鷹が
ハローご機嫌いかがうるわっしゅー?
出張二日目。今日は取引先の農家と今後の契約内容について打ち合わせ。
「では、今後ともよろしくお願いいたします」
そう取引先の田本さんに告げ、腕時計で時間を確認すると現在午前十一時。今から町へ戻ればちょうどお昼時だろう。
社用車のモンスタートラックで峠道を下ること三十分。道中で「茶・菓子」と書かれているのぼりを見かけた。

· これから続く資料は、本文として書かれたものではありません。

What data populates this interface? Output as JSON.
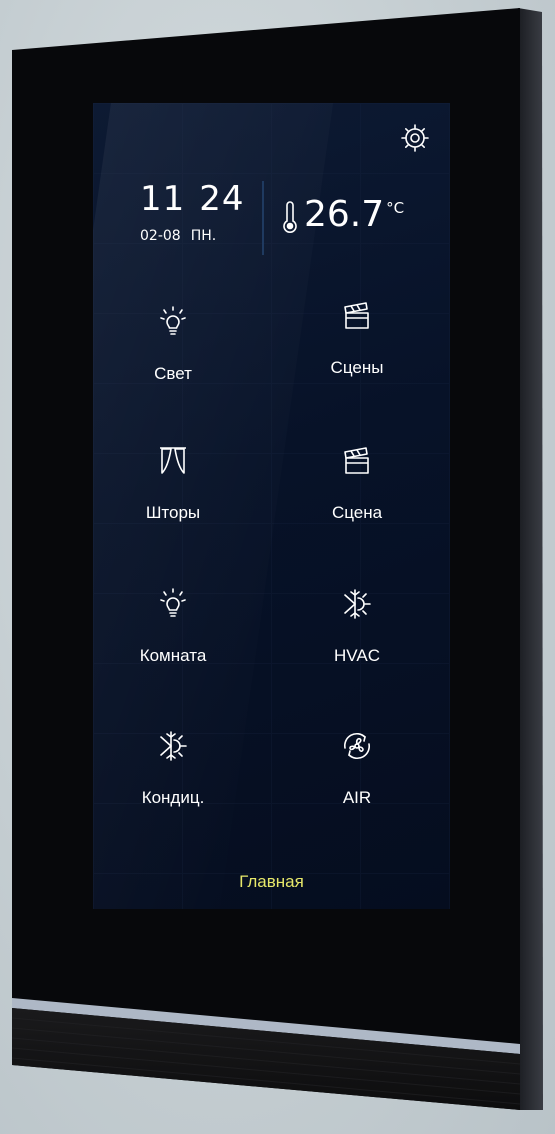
{
  "colors": {
    "bezel": "#07080b",
    "screen": "#071228",
    "icon": "#ffffff",
    "active_tab": "#e7e86a",
    "light_strip": "#aeb8c6"
  },
  "status": {
    "hours": "11",
    "minutes": "24",
    "date": "02-08",
    "weekday": "ПН.",
    "temperature": "26.7",
    "temperature_unit": "°C"
  },
  "tiles": [
    {
      "label": "Свет",
      "icon": "lightbulb-icon"
    },
    {
      "label": "Сцены",
      "icon": "clapperboard-icon"
    },
    {
      "label": "Шторы",
      "icon": "curtain-icon"
    },
    {
      "label": "Сцена",
      "icon": "clapperboard-icon"
    },
    {
      "label": "Комната",
      "icon": "lightbulb-icon"
    },
    {
      "label": "HVAC",
      "icon": "snowflake-sun-icon"
    },
    {
      "label": "Кондиц.",
      "icon": "snowflake-sun-icon"
    },
    {
      "label": "AIR",
      "icon": "fan-icon"
    }
  ],
  "footer": {
    "active_page": "Главная"
  }
}
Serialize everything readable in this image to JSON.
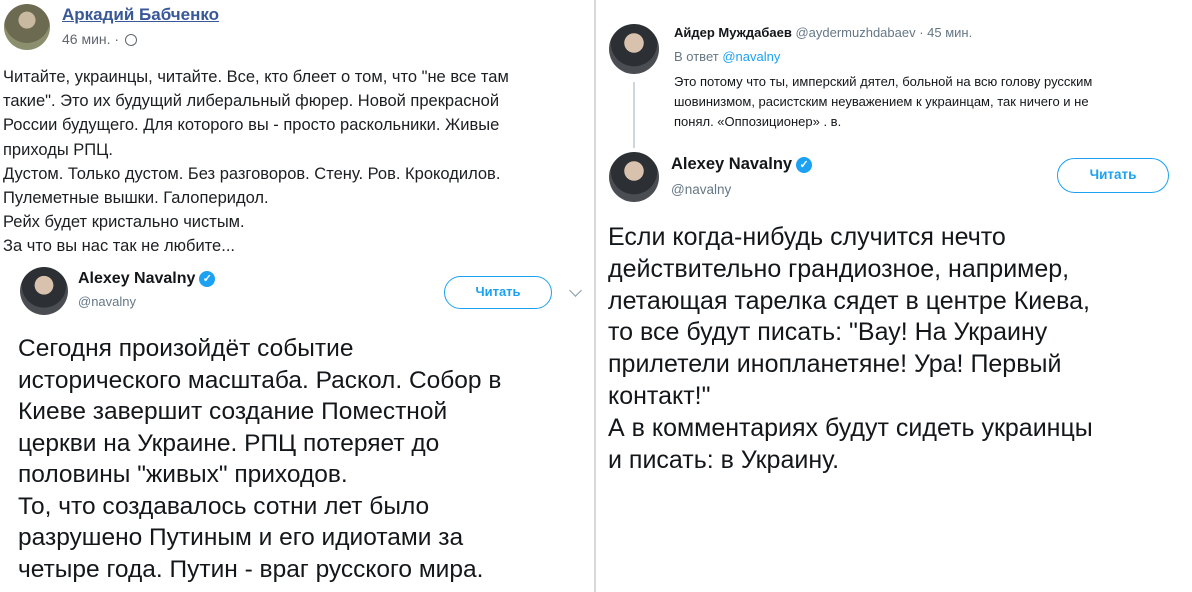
{
  "left": {
    "facebook_post": {
      "author": "Аркадий Бабченко",
      "time": "46 мин. ·",
      "lines": [
        "Читайте, украинцы, читайте. Все, кто блеет о том, что \"не все там",
        "такие\". Это их будущий либеральный фюрер. Новой прекрасной",
        "России будущего. Для которого вы - просто раскольники. Живые",
        "приходы РПЦ.",
        "Дустом. Только дустом. Без разговоров. Стену. Ров. Крокодилов.",
        "Пулеметные вышки. Галоперидол.",
        "Рейх будет кристально чистым.",
        "За что вы нас так не любите..."
      ]
    },
    "embedded_tweet": {
      "name": "Alexey Navalny",
      "handle": "@navalny",
      "follow_label": "Читать",
      "lines": [
        "Сегодня произойдёт событие",
        "исторического масштаба. Раскол. Собор в",
        "Киеве завершит создание Поместной",
        "церкви на Украине. РПЦ потеряет до",
        "половины \"живых\" приходов.",
        "То, что создавалось сотни лет было",
        "разрушено Путиным и его идиотами за",
        "четыре года. Путин - враг русского мира."
      ]
    }
  },
  "right": {
    "reply_tweet": {
      "name": "Айдер Муждабаев",
      "handle": "@aydermuzhdabaev · 45 мин.",
      "reply_prefix": "В ответ",
      "reply_to": "@navalny",
      "lines": [
        "Это потому что ты, имперский дятел, больной на всю голову русским",
        "шовинизмом, расистским неуважением к украинцам, так ничего и не",
        "понял. «Оппозиционер» .     в."
      ]
    },
    "main_tweet": {
      "name": "Alexey Navalny",
      "handle": "@navalny",
      "follow_label": "Читать",
      "lines": [
        "Если когда-нибудь случится нечто",
        "действительно грандиозное, например,",
        "летающая тарелка сядет в центре Киева,",
        "то все будут писать: \"Вау! На Украину",
        "прилетели инопланетяне! Ура! Первый",
        "контакт!\"",
        "А в комментариях будут сидеть украинцы",
        "и писать: в Украину."
      ]
    }
  },
  "icons": {
    "verified": "verified-badge-icon",
    "globe": "globe-icon",
    "chevron": "chevron-down-icon"
  },
  "colors": {
    "facebook_link": "#385898",
    "twitter_blue": "#1da1f2",
    "muted": "#657786"
  }
}
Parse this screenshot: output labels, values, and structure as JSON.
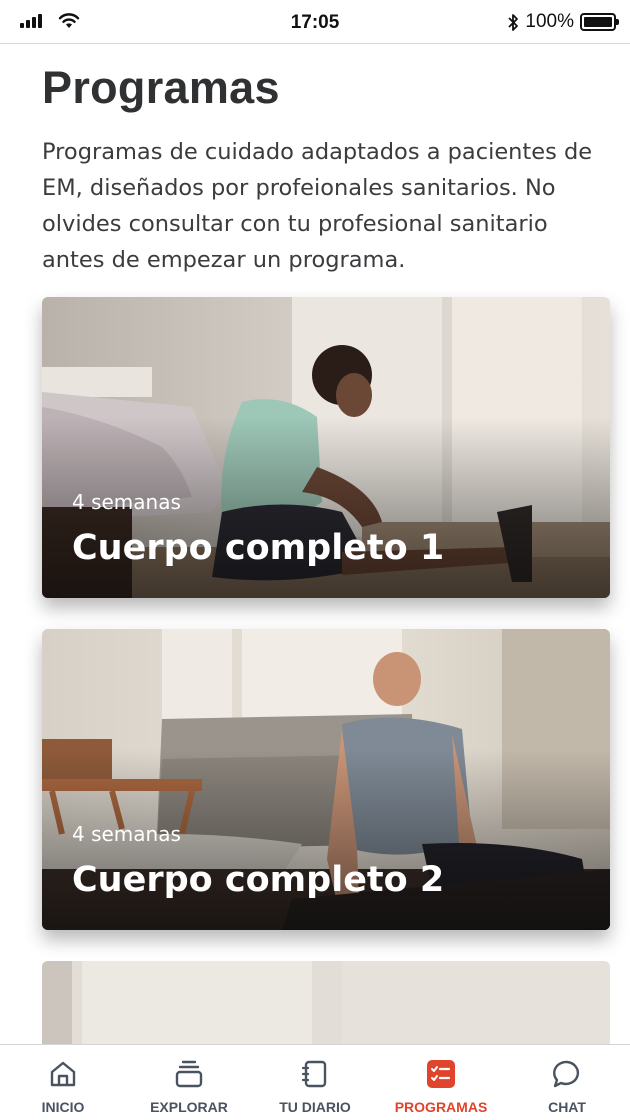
{
  "status_bar": {
    "time": "17:05",
    "battery_percent": "100%",
    "bluetooth_icon": "bluetooth-icon",
    "wifi_icon": "wifi-icon",
    "signal_icon": "signal-icon"
  },
  "header": {
    "title": "Programas",
    "intro": "Programas de cuidado adaptados a pacientes de EM, diseñados por profeionales sanitarios. No olvides consultar con tu profesional sanitario antes de empezar un programa."
  },
  "programs": [
    {
      "duration": "4 semanas",
      "title": "Cuerpo completo 1"
    },
    {
      "duration": "4 semanas",
      "title": "Cuerpo completo 2"
    }
  ],
  "tab_bar": {
    "tabs": [
      {
        "label": "INICIO",
        "icon": "home-icon"
      },
      {
        "label": "EXPLORAR",
        "icon": "layers-icon"
      },
      {
        "label": "TU DIARIO",
        "icon": "notebook-icon"
      },
      {
        "label": "PROGRAMAS",
        "icon": "checklist-icon",
        "active": true
      },
      {
        "label": "CHAT",
        "icon": "chat-bubble-icon"
      }
    ],
    "active_color": "#e0442c",
    "inactive_color": "#4a5360"
  }
}
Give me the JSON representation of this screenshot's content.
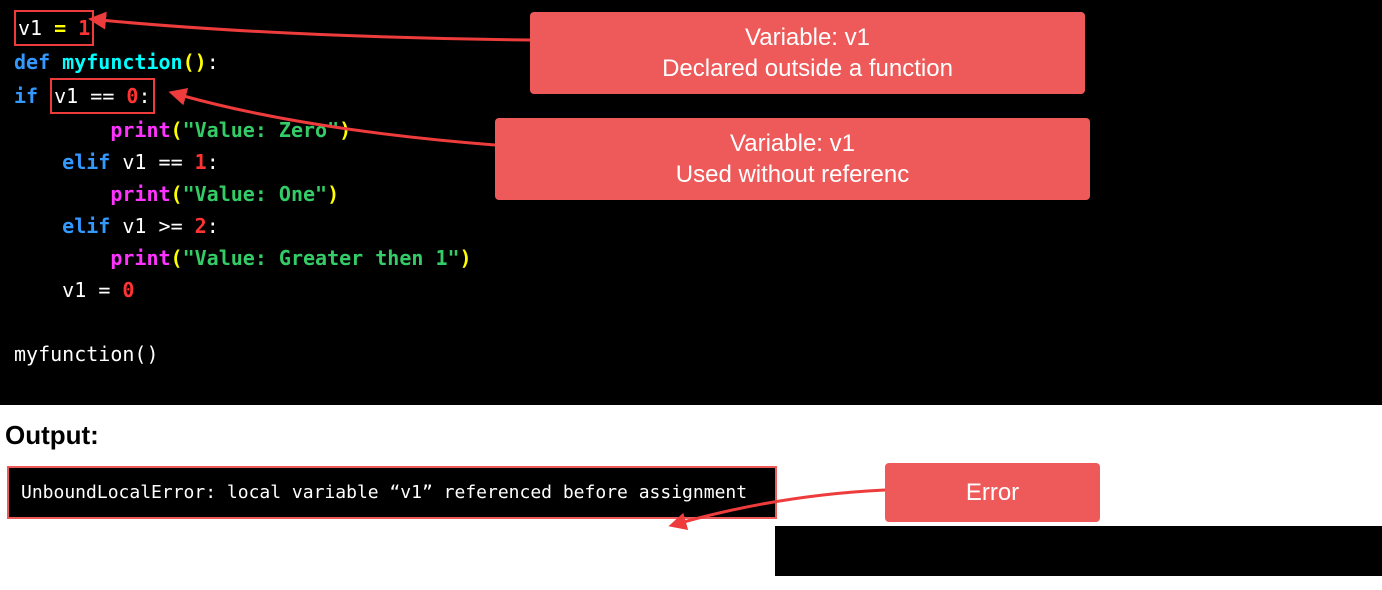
{
  "code": {
    "line1_var": "v1",
    "line1_eq": "=",
    "line1_val": "1",
    "line2_def": "def",
    "line2_fn": "myfunction",
    "line3_if": "if",
    "line3_var": "v1",
    "line3_op": "==",
    "line3_val": "0",
    "line4_print": "print",
    "line4_str": "\"Value: Zero\"",
    "line5_elif": "elif",
    "line5_var": "v1",
    "line5_op": "==",
    "line5_val": "1",
    "line6_print": "print",
    "line6_str": "\"Value: One\"",
    "line7_elif": "elif",
    "line7_var": "v1",
    "line7_op": ">=",
    "line7_val": "2",
    "line8_print": "print",
    "line8_str": "\"Value: Greater then 1\"",
    "line9_var": "v1",
    "line9_eq": "=",
    "line9_val": "0",
    "line10_call": "myfunction()"
  },
  "callouts": {
    "c1_line1": "Variable: v1",
    "c1_line2": "Declared outside a function",
    "c2_line1": "Variable: v1",
    "c2_line2": "Used without referenc",
    "c3_line1": "Error"
  },
  "output": {
    "label": "Output:",
    "text": "UnboundLocalError: local variable “v1” referenced before assignment"
  }
}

お昼ご飯……にはまだ早いけど、こんなものを見せられては腹の虫が鳴るというもの。
私は未舗装の駐車場に車を止めて、引き戸を開けた。
「いらっしゃいませー!」
明朗で快活な少女の声が、早速疲れた体に染み渡る。
「今日は晴れていて天気も良いので、外の席へどうぞ」
そう言う少女へ視線をやると、少女は薄桃色の右目と琥珀色の左目を輝かせながら微笑んだ。オッドアイなんて珍しい。
店舗内は一面石で構成されており、私が入ってきた入り口の直線上にも別の引き戸があった。少女が開いたその向こうには、まるで果てしなく続いているかのような、広大な茶畑が広がっていた。
「すごい……」
「ふふ、ありがとうございます」
まるで絵画の世界に飛び込んだような青空と茶畑のコラボレーションに目を奪われていると、ふと視界に入ってきたのは空駆け巡る一羽の……鳥。
「あれは?」
「うちで飼っている鷹です。彼女が鷹匠をやっていまして……。ああやって、烏やちょっかいをかけてくる動物達を追い返してもらっているんです」
「畑の世話も大変なのね」
山での生活の一端が垣間見えた瞬間だった。
「楽ではないですが、鷹子が……ああいえ、彼女が居ますので…………。さあ、こちらへ。……メニューはどうされますか? 特製抹茶と四色団子のセットがオススメですよ」
「四色?」
藍色の座布団が敷かれた木のベンチに腰掛けながら、尋ねた。
「あ~私、苗字が『しきさい』なんです。春夏秋冬の『四季』に『彩り』で『|四季彩( しきさい )』。なので、春の桃色……夏の緑色……秋の橙色……そして冬の白色……」
「それで四色なのね」
「はい。いかがですか?」
「じゃあ、それをいただこうかしら」
「かしこまりました」
◆
「ふぅー。ごちそうさま」
「お粗末様でした」
「人参の団子って、甘くておいしいのね」
「ありがとうございます」
さて……疲れも少し取れたことだし、張り切って帰るとしましょうか。